DeferredIndexWalker::next() was not prepared for the first leaf bucket to be empty.  In this case, on the first call, it would return NULL.  So then nothing would be found in the deferredIndex.  

This happened a lot of times during a typical GENTEST run.  It was not always incorrect because completed index pages contain the same record number with lots of different key values.  The scavenger cannot clean them up fast enough.  A smaller transaction that does not have an empty first leaf bucket can update all of the records previously inserted in a transaction that had this problem.  So over time, GENTEST was able to correct for missing index entries by updating the records again, based on a non-indexed WHERE clause.

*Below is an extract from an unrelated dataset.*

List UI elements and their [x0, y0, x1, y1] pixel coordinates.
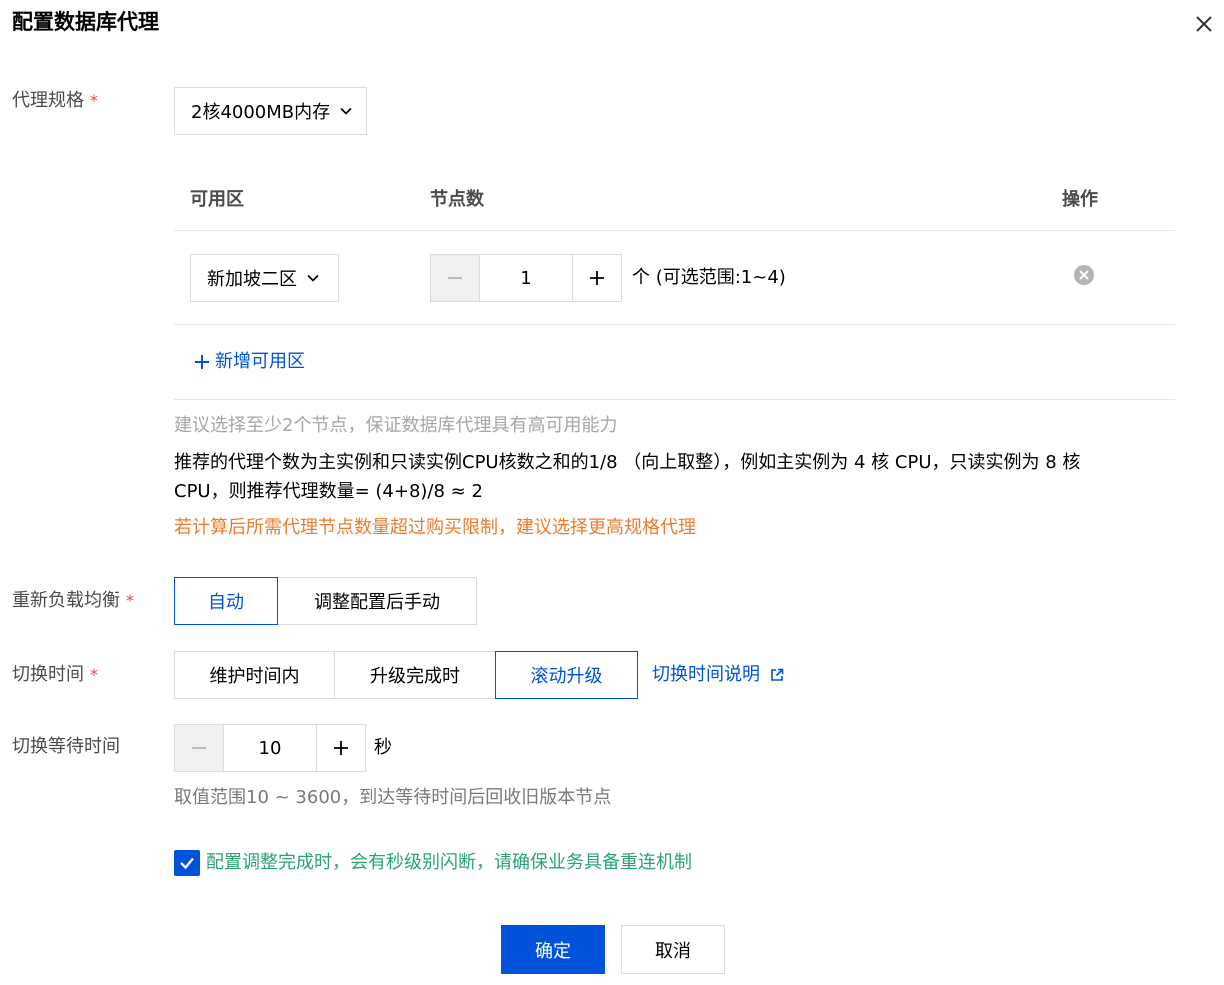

Nevertheless, this is a serious and far-reaching bug. It affects indexes only by leaving data out of them.  Since Falcon always compares against the record before returning, Falcon would not return the wrong record, but it might not return all the matching records.
[3 Nov 2008 0:33] Bugs System
A patch for this bug has been committed. After review, it may
be pushed to the relevant source trees for release in the next
version. You can access the patch from:

  http://lists.mysql.com/commits/57650

2897 Kevin Lewis	2008-11-02
      Bug#40112 - DeferredIndexWalker::next() was not prepared for the first 
      leaf bucket to be empty.  But it can become empty after several verbs 
      in the same transaction change the same records.  
      
      When the same record is changed more than once in the same transaction, 
      the older unneeded versions are deleted along with the index entries.  
      Even though DeferredIndex key nodes can be deleted, the buckets are not.  
      
      If the first leaf bucket is empty, DeferredIndexWalker::next() would 
      return NULL on the first call.  In SRLUpdateIndex::append(), this would
      result that nothing would be put into the Serial log at commit time for 
      this DeferredIndex.  Then this DefferedIndex would not get put into 
      index pages.
      
      The solution is to only return NULL on the first call to 
      DeferredIndexWalker::next() if the first leaf bucket is empty AND there 
      is no parent bucket.  Otherwise, use the normal mechanism to advance to 
      the next slot.
[20 Nov 2008 12:56] Bugs System
Pushed into 6.0.8-alpha  (revid:klewis@mysql.com-20081103003304-csz2vz6s191gqm32) (version source revid:klewis@mysql.com-20081103003304-csz2vz6s191gqm32) (pib:5)
[13 Dec 2008 10:03] MC Brown
A note has been added to the 6.0.8 changelog: 

The indexes and record contents of a FALCON table could get out of synchronization during a lrge number of updates. Because FALCON returns data only if it matches both the index and record data the result sets returned could be invalid when comparing the results of an index and non-index based SELECT.